5. Une présence large dans tous les secteurs d’activités.
Force Ouvrière présentera des listes complètes dans tous les conseils de prud’hommes.
6. L’appartenance à une confédération interprofessionnelle, condition effective d’une solidarité entre tous les salariés actifs ou chômeurs, par ailleurs active au plan européen et international dans les structures syndicales (Confédération européenne des syndicats et Confédération internationale des syndicats libres) dont elle est membre fondateur ;
7. Savoir prendre en charge l’ensemble des droits collectifs et individuels, globaux et particuliers, des hommes et des femmes salariés ou au chômage, quels que soient leur âge, leur fonction, leur contrat de travail. C’est cela la solidarité.
Force Ouvrière est l’organisation syndicale la plus ouverte. La seule condition pour être adhérent est d’être salarié, en activité, en retraite ou au chômage, quelles que soient d’ailleurs les opinions politiques, philosophiques ou religieuses.
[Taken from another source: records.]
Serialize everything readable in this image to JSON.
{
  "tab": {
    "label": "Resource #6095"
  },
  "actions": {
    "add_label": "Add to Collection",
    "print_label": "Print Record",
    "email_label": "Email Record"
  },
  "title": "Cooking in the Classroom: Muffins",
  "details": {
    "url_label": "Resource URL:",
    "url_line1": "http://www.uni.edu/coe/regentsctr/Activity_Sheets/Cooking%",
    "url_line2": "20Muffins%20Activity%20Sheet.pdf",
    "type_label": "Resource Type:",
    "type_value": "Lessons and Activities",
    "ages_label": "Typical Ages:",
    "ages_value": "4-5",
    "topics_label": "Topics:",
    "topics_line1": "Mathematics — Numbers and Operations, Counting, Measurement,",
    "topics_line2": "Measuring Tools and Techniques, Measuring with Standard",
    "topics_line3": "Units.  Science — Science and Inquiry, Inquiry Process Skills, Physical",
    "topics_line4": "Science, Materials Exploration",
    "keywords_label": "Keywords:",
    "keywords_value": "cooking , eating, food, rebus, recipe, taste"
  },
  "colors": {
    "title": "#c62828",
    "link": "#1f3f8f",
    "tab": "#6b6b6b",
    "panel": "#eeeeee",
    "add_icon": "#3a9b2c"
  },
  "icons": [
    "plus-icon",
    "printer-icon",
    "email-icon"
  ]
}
C'est le résultat de notre attachement indéfectible à l'indépendance syndicale, une indépendance qui implique par définition la tolérance au vrai sens laïque du terme.
Etre ouvert ne signifie pas pour autant être permissif.
C'est une deuxième caractéristique essentielle de FO, elle aussi liée à l'indépendance : nous sommes des voltairiens, c'est-à-dire des femmes et des hommes profondément épris de liberté, de démocratie et toujours rebelles face aux tentations d'endoctrinement.
Autant de conditions qui font de Force Ouvrière une force réelle et efficace pour tous ceux qui vivent, voudraient vivre ou ont vécu d'un travail salarié.
* Je « vole », sans scrupule, cette image à Monsieur le commissaire au plan.